Basic Password Protection

Last updated: January 12, 2023
Audience: All UW

This article provides step-by-step instructions for applying basic password protection to your website. Password protection is activated by creating a .htaccess file in the Web directory you want to protect. The .htaccess  file defines the name people use to log in to your website. The corresponding password is created separately by running the htpasswd command. If need be, you can extend this technique to use more than one name and password. Instructions are included below.

Basic Password Protection

To control access to your website using basic password protection:

  1. Log into your web development server using a terminal emulator. If you’re not sure how to do this, click here for instructions.
  2. At the prompt, enter the following command to change directories to your Web directory:
    cd public_html

    If you want to password protect a subdirectory rather than your whole website, change directories to the subdirectory you want to protect. For example, if you have a directory named “private” that you want to protect:

    cd private
  3. At the prompt, enter the following command to create a .htaccess file in the current working directory:
    pico .htaccess
  4. Add the following text to the .htaccess file:
    AuthType Basic
    AuthUserFile .htpasswd
    AuthName "Town of Bedrock"
    require user fred
  5. Replace “Town of Bedrock” with your choice of text. This text is displayed when users are prompted for a name and password. Use something short that describes your password protected website. If you use multiple words with spaces between them, make sure to surround them in quotes.
  6. Replace “fred” with the name (all lowercase) you want to use.
  7. Save and close the file using Pico. (Click for instructions on how to use pico).
  8. Back at the prompt, enter the following command to create a password file:
    htpasswd -c .htpasswd fred

    fred” represents the username you set up in step 8. Once you enter this command, you will be prompted to enter and confirm “fred’s” password.

    Tip: If you get a “command not found” error message, you are probably not on the Web Development Environment. You should start these instructions over, paying special attention to steps 1-3.

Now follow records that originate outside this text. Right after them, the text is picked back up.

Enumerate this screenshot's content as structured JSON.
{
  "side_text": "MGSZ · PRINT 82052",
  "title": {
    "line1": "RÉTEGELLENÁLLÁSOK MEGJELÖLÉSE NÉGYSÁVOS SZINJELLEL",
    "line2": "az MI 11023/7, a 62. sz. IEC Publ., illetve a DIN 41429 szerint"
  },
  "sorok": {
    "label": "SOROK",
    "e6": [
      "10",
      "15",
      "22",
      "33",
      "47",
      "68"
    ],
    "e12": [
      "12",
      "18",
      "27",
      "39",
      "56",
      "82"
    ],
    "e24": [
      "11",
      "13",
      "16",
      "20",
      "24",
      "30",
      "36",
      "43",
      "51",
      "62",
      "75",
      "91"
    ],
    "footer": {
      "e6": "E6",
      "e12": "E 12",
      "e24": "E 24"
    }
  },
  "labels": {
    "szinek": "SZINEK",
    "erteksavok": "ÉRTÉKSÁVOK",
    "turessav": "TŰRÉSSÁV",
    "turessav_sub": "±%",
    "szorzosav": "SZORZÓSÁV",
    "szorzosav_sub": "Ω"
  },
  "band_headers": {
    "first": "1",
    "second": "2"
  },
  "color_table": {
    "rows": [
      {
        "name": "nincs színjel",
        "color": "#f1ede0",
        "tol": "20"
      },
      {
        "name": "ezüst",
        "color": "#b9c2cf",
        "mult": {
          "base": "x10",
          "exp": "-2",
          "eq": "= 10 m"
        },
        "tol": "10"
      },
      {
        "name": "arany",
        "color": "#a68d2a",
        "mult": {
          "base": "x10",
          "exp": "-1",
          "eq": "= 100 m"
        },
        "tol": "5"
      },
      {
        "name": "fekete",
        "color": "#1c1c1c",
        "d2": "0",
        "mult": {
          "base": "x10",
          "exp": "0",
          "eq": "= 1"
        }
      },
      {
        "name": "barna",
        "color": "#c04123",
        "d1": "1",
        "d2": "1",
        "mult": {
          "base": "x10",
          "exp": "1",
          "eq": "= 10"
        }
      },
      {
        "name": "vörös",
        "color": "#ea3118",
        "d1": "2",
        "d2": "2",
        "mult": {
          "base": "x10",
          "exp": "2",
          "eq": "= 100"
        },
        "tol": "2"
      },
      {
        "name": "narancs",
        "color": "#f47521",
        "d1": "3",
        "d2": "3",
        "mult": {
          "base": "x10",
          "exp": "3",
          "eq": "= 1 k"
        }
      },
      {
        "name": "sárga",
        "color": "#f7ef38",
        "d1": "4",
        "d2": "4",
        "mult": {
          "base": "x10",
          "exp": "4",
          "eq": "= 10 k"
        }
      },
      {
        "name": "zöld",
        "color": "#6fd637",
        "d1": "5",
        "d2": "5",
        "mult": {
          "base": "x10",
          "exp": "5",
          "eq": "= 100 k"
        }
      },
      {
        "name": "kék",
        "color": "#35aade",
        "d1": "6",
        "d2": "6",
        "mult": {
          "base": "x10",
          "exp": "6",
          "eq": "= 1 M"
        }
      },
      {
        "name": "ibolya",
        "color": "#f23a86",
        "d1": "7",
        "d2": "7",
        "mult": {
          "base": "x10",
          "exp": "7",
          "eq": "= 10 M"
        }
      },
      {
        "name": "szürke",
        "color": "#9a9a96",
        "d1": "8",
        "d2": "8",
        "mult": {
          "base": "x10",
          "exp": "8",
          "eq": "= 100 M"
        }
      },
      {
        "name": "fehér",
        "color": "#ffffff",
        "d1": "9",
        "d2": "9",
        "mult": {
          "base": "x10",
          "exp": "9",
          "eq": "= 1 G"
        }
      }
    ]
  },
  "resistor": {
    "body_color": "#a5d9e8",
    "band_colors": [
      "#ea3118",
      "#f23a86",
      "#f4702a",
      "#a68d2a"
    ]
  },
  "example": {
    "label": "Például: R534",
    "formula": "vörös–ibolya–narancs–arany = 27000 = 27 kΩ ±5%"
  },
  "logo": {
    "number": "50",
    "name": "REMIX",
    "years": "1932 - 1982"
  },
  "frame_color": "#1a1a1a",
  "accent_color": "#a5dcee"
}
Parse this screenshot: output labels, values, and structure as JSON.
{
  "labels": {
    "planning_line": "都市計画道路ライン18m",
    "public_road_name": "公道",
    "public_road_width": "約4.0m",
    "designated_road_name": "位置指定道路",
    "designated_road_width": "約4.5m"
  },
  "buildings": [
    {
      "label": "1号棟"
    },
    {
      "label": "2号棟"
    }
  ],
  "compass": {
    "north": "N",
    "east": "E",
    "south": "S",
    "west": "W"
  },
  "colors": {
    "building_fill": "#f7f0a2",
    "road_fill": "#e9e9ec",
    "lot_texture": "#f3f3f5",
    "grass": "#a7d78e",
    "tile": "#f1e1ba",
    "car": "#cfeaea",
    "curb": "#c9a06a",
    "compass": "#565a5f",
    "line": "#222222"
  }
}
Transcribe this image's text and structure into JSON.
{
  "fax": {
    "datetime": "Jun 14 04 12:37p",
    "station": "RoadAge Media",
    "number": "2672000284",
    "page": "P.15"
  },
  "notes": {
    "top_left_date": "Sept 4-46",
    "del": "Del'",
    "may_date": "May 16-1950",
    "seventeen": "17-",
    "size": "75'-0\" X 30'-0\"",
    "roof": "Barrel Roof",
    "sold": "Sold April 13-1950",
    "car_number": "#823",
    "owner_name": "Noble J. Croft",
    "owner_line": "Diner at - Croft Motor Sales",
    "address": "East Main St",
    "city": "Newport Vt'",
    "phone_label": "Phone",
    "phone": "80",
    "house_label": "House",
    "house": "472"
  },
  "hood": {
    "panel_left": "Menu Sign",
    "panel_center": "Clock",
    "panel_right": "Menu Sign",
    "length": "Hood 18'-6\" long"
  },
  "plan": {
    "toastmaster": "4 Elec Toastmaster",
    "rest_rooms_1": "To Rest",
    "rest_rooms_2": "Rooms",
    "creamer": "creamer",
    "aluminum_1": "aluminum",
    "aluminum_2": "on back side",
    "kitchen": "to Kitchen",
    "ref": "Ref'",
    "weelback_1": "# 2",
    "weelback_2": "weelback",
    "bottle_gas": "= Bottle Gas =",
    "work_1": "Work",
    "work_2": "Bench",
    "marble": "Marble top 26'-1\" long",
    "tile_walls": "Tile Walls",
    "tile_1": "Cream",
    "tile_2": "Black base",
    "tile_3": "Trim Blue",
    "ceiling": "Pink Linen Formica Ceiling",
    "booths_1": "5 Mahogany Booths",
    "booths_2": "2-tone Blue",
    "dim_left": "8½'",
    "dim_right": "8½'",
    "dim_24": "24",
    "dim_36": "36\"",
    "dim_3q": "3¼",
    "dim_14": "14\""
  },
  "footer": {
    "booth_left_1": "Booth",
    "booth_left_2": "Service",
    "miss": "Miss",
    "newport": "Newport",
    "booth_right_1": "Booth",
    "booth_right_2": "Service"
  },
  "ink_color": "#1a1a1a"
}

  9. You’re done! Confirm that password protection is working by opening your website with a Web browser.

Adding More Names

To create additional names and passwords:

  1. At the prompt, edit the .htaccess file you created before:
    pico .htaccess
  2. Add additional names to the .htaccess file. For example:
    require user fred barney wilma
  3. Save and close the file using Pico. (Click for instructions on how to use pico).
  4. Now create a password for each additional name by entering the following command:
    htpasswd .htpasswd barney

    Substitute “barney” appropriately and repeat for each name you added.

If you have more than a few names, it might be easier to maintain them using the UW Groups Service.